Reason for motorcyclist leans
A motorcyclist going round a corner on a level road leans over at an angle to the horizontal. The reason for this is
A. to allow the normal reaction to exert a moment about the centre of mass of the motorcyclist.
B. to increase the frictional force between the motorcycle and the road.
C. to lower his centre of mass.
D. to provide the centripetal force.
The answer is option A.
My question is: why is the option D not correct?
If the motorcyclist does not lean over at certain angle, NO centripetal force will exist. Also, the reason for allowing the normal reaction to exert a moment about the centre of mass of the motorcyclist is to provide a centripetal force.
I didn't mean that.
I just wondered if the motorcyclist does not lean inwards, why the friction force will exist at first and how he could make use of the leaning over to balance the non-exist friction force.

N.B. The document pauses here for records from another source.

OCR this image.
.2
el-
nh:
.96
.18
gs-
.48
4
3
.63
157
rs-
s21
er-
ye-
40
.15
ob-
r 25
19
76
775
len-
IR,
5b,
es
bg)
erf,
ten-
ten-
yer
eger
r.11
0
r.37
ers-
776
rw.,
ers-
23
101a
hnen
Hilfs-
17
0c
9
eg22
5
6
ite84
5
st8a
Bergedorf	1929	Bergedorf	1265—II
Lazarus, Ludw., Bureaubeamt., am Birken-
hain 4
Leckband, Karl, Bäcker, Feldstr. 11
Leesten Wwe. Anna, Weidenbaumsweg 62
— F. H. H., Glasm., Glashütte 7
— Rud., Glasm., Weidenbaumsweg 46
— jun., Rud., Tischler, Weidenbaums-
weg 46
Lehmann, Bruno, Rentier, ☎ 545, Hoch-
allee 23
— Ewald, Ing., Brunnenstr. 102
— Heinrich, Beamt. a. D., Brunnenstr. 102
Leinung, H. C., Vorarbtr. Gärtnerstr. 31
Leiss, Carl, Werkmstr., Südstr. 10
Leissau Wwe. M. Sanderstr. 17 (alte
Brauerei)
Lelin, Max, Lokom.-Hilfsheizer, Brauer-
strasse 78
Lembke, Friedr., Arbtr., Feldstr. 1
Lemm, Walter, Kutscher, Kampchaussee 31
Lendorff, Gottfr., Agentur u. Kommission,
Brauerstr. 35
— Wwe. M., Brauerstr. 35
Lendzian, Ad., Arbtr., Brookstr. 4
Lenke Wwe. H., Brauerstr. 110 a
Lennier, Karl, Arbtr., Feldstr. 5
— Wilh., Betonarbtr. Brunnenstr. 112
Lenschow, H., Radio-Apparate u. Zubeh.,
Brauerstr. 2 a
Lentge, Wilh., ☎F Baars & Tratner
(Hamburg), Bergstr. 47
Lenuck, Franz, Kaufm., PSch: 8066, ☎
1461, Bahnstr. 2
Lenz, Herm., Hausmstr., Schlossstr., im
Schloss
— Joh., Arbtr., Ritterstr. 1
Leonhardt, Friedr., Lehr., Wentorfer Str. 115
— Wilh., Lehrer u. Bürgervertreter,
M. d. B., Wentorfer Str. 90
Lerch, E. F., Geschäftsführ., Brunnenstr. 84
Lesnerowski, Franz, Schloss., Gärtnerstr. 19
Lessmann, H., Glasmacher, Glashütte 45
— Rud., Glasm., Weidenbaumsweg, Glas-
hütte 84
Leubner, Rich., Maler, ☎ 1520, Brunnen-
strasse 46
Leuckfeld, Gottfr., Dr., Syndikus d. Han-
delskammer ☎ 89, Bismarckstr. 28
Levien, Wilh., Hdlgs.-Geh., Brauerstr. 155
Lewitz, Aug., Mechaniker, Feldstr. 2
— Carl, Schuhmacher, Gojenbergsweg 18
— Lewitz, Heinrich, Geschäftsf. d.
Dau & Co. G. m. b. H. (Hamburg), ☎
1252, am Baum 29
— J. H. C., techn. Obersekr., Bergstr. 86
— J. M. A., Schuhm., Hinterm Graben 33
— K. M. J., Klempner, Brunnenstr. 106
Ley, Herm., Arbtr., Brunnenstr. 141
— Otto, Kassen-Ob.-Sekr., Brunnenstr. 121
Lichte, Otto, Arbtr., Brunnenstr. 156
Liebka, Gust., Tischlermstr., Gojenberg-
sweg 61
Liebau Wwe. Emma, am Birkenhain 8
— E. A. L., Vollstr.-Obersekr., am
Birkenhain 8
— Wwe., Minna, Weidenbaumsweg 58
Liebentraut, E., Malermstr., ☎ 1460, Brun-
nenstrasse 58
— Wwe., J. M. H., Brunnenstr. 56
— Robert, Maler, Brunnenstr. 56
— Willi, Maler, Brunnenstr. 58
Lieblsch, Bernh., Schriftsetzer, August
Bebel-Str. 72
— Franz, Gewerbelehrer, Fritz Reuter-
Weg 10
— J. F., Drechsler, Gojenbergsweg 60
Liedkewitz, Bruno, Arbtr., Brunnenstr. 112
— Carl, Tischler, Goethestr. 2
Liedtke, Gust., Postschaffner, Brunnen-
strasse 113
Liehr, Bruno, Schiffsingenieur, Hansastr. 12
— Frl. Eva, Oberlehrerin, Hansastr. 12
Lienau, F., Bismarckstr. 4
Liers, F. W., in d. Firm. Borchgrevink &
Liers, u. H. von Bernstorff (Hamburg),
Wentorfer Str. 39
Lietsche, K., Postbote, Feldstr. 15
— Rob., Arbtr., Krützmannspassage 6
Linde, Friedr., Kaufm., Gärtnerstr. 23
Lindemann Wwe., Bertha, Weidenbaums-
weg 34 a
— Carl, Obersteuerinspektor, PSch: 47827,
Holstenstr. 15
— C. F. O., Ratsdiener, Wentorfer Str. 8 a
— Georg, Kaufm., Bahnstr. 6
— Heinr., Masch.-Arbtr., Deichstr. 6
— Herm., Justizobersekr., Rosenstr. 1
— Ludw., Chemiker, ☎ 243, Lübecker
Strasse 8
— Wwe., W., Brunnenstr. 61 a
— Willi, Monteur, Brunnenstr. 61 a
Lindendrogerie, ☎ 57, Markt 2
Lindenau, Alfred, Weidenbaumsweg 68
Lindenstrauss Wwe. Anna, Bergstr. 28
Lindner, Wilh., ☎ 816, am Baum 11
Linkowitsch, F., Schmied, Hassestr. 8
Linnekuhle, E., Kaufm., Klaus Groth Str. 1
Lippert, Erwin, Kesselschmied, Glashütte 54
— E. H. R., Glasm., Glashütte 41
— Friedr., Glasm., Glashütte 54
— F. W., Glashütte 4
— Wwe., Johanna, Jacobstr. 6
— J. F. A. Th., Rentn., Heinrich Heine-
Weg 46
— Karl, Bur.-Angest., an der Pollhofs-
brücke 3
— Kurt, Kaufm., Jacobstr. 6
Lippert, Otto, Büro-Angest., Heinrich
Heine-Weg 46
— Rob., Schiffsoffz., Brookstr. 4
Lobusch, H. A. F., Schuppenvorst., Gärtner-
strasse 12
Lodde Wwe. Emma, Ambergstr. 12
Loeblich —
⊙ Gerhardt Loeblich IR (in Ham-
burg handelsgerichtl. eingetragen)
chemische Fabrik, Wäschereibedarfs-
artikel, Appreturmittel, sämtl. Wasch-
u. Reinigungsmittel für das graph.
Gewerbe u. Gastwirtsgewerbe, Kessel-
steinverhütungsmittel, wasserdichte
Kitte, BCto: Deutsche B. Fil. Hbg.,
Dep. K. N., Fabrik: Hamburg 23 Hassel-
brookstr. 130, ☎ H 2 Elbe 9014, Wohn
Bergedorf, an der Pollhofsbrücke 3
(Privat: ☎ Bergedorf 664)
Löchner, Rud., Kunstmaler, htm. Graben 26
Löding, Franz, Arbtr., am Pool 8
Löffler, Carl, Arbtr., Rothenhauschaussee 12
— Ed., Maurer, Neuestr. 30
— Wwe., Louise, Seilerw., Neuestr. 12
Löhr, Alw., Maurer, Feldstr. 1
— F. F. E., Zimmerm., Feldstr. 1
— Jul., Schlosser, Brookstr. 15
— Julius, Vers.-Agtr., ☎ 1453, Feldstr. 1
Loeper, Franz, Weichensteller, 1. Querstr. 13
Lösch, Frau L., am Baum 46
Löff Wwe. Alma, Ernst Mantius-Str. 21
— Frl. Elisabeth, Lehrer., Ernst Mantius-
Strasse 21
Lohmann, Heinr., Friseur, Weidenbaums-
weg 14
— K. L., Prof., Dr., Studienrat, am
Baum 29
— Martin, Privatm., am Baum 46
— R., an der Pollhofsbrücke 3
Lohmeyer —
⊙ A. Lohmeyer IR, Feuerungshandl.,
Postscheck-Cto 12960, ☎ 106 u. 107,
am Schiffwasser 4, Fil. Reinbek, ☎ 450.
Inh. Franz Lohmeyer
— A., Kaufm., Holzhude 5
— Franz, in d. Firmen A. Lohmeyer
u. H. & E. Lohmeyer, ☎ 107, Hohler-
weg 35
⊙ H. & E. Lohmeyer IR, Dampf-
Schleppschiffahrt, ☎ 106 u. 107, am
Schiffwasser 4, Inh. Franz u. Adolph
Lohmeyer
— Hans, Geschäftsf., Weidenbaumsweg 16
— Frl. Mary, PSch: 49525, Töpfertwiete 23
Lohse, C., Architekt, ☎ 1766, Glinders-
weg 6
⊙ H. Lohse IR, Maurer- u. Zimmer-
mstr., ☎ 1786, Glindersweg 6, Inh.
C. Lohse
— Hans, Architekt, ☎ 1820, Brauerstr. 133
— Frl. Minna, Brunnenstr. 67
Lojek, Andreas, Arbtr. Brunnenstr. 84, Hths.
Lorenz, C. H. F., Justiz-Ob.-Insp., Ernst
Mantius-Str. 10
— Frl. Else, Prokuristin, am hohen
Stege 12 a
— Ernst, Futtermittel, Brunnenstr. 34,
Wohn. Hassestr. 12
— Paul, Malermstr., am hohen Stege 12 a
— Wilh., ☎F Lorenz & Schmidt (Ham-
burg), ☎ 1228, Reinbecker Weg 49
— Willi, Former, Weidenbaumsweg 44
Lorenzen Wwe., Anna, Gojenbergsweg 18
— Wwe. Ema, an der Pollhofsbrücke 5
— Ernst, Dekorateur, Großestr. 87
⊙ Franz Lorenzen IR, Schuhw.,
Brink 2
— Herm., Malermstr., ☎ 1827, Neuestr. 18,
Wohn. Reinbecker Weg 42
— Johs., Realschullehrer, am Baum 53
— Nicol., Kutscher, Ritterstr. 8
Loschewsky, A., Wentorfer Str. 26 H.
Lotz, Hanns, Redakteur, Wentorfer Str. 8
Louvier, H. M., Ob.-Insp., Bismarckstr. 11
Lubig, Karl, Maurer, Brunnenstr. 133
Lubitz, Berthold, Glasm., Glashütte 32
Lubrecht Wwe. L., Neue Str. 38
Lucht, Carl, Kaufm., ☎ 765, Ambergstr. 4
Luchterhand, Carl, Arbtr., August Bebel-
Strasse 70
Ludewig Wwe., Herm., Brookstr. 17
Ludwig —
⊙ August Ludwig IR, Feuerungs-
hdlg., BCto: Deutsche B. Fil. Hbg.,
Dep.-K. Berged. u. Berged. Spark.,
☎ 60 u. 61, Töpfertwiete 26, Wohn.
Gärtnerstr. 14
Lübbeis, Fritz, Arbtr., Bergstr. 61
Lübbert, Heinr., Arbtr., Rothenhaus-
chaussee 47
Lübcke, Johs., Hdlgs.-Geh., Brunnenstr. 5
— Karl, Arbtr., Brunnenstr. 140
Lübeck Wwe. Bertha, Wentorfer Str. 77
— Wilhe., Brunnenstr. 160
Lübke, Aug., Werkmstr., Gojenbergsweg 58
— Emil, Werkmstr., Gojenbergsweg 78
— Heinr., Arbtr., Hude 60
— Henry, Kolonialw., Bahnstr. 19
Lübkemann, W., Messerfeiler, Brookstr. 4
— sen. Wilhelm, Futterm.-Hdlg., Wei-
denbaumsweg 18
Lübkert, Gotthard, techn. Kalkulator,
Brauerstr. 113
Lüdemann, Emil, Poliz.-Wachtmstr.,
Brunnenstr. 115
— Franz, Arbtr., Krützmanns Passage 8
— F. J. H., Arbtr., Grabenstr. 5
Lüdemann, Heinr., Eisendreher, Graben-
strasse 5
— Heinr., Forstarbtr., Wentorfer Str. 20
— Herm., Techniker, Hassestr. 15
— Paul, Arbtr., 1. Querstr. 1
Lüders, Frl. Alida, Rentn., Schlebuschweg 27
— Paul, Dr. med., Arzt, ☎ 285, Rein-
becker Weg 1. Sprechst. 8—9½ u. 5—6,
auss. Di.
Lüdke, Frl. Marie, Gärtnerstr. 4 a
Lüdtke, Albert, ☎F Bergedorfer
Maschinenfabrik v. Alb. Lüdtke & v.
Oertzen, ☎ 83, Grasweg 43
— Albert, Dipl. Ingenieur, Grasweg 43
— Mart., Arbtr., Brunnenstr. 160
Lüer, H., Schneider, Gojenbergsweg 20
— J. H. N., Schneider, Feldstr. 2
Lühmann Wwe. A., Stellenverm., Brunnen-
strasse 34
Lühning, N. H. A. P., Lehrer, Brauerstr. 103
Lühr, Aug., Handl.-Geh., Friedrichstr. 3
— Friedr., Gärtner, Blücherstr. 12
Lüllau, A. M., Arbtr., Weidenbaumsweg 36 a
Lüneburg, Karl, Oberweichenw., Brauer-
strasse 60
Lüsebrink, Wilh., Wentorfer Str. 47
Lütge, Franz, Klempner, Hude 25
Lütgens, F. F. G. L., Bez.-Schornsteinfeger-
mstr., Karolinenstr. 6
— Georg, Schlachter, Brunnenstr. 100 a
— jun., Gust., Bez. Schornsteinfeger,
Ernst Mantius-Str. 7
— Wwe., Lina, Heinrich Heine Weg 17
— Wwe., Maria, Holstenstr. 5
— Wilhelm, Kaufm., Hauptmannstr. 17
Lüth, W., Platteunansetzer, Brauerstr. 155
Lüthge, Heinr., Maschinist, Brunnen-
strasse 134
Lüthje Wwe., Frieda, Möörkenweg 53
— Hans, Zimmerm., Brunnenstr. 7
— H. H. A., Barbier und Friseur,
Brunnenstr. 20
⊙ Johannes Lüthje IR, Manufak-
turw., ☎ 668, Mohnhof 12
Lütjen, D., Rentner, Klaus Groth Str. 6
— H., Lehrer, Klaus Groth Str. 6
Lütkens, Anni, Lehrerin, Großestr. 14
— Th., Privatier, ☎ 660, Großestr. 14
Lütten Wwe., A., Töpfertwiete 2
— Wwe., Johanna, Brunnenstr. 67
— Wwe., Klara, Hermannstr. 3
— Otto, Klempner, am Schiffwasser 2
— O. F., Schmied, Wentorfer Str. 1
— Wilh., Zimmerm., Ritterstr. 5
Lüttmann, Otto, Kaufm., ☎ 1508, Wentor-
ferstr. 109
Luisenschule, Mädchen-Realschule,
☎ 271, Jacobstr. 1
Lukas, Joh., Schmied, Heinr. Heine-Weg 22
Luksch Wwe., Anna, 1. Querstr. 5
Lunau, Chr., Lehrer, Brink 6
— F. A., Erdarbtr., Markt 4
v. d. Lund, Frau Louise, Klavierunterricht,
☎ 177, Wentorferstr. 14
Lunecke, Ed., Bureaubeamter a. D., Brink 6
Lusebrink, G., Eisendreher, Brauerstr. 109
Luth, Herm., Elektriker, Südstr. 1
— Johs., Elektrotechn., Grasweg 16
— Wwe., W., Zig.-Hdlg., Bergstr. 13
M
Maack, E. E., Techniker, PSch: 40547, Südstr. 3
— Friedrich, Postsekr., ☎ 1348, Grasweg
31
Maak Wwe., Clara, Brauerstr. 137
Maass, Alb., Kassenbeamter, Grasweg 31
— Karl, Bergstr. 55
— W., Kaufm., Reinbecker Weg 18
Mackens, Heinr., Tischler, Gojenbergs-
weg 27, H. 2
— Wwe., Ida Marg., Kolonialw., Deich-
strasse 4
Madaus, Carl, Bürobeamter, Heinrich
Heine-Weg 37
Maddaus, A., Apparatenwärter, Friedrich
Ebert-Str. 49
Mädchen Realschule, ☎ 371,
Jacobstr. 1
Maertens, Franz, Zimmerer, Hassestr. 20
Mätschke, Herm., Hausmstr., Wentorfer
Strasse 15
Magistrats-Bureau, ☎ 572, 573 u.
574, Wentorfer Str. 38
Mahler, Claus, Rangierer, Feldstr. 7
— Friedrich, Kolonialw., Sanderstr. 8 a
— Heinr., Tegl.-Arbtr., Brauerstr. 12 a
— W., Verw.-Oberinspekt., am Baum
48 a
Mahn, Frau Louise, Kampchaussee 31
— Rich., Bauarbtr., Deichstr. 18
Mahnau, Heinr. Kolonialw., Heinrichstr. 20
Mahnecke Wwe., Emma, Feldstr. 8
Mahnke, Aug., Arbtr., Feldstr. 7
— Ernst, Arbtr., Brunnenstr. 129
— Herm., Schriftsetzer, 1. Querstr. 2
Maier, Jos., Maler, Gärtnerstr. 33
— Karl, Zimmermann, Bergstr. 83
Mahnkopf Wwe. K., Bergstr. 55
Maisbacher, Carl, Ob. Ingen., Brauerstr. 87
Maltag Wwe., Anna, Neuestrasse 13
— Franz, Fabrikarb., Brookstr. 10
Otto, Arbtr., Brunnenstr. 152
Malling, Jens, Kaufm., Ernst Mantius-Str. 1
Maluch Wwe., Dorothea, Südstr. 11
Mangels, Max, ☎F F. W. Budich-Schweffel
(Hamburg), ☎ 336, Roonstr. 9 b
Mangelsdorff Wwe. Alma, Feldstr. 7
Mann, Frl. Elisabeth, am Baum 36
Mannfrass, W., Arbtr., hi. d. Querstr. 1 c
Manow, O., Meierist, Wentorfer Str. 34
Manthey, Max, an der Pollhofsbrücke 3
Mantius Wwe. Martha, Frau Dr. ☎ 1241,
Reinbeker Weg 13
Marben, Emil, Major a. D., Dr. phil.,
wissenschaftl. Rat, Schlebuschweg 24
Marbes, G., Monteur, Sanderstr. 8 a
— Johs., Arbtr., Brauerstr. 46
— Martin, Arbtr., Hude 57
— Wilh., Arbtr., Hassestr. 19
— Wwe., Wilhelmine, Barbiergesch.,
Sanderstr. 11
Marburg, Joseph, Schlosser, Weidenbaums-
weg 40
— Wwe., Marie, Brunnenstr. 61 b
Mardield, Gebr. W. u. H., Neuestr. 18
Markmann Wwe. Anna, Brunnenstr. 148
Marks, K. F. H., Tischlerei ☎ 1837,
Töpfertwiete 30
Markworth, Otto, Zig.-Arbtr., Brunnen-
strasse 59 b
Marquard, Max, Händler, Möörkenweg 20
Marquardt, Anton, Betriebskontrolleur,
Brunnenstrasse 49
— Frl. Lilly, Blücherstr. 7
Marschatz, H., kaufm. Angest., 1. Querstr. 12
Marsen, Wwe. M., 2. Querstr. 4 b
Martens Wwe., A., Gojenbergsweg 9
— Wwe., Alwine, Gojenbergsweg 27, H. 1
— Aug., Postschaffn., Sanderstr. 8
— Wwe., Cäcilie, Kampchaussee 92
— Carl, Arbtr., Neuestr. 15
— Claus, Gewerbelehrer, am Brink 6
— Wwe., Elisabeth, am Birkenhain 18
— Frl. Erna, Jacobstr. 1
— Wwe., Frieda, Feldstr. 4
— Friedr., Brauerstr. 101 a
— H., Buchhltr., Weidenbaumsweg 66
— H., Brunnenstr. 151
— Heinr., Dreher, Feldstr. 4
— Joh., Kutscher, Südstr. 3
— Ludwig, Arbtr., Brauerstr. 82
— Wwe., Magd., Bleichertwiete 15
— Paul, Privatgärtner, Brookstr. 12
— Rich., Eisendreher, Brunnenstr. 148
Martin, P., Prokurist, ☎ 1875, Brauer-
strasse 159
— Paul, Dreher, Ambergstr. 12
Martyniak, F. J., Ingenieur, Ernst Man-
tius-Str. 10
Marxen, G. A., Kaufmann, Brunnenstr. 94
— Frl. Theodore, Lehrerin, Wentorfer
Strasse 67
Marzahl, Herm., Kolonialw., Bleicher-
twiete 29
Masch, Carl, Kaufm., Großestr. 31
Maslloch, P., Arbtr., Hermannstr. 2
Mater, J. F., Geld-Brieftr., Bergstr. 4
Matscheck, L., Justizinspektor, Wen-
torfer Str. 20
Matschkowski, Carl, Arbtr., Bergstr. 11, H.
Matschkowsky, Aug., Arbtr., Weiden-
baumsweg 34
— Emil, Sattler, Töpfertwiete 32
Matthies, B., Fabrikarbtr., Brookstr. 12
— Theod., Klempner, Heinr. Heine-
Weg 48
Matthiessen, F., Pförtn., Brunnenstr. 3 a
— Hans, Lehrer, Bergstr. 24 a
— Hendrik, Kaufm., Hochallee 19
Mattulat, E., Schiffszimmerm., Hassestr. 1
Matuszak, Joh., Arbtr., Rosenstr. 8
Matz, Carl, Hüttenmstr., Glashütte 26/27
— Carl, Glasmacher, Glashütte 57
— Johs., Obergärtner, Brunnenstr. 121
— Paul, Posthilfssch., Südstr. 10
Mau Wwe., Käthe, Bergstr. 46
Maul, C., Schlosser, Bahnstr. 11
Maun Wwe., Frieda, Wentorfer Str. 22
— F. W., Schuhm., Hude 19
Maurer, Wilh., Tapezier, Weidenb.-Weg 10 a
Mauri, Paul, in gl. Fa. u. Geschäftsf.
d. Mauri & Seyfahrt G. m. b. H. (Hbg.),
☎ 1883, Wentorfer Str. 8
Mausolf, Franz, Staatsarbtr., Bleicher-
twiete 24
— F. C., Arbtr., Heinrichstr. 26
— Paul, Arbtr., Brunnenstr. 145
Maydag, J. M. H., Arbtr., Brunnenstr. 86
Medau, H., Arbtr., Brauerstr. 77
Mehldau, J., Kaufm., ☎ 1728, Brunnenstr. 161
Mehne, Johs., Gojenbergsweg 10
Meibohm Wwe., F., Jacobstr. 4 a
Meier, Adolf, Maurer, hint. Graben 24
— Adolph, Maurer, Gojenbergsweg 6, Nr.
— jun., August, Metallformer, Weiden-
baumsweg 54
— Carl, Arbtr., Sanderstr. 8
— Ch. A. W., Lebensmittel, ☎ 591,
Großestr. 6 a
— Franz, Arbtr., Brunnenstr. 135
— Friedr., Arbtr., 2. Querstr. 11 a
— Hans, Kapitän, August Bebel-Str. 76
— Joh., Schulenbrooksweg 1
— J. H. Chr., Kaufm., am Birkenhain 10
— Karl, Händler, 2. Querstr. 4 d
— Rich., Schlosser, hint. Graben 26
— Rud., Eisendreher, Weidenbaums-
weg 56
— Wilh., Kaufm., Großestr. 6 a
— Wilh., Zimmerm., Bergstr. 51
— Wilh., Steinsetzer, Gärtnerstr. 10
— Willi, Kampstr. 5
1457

But now I know that the motor could turn slightly the front part of the whole body to turn round a corner without leaning over and therefore a frictional force could exist first.
- 天同Lv 79 年前最愛解答
The centripetal force is NOT provided by the "normal reaction", it is provided by the frictional force fom the road.
You may recall that the centripetal force, in such case as a circular motion round a corner, is a horizontal force pointing towards the centre of the circle. The normal reaction is a vertical force, it cannot acts as a horizontal centripetal force.
As said above, the centripetal force is given by the frictional force, which acts horizontally towards the centre of the circular path. In order to balance the moment (about the centre of mass) caused by the frictional force, the cyclist thus needs to lean inward such that the moment given by the normal reaction could balance that given by friction.
Just imagine if the cyclist attempts to trun a corner without leaning inward, the frictional force would give rise to a moment about the centre of mass of the cyclist. Such moment would topple the cyclist over in the outward direction.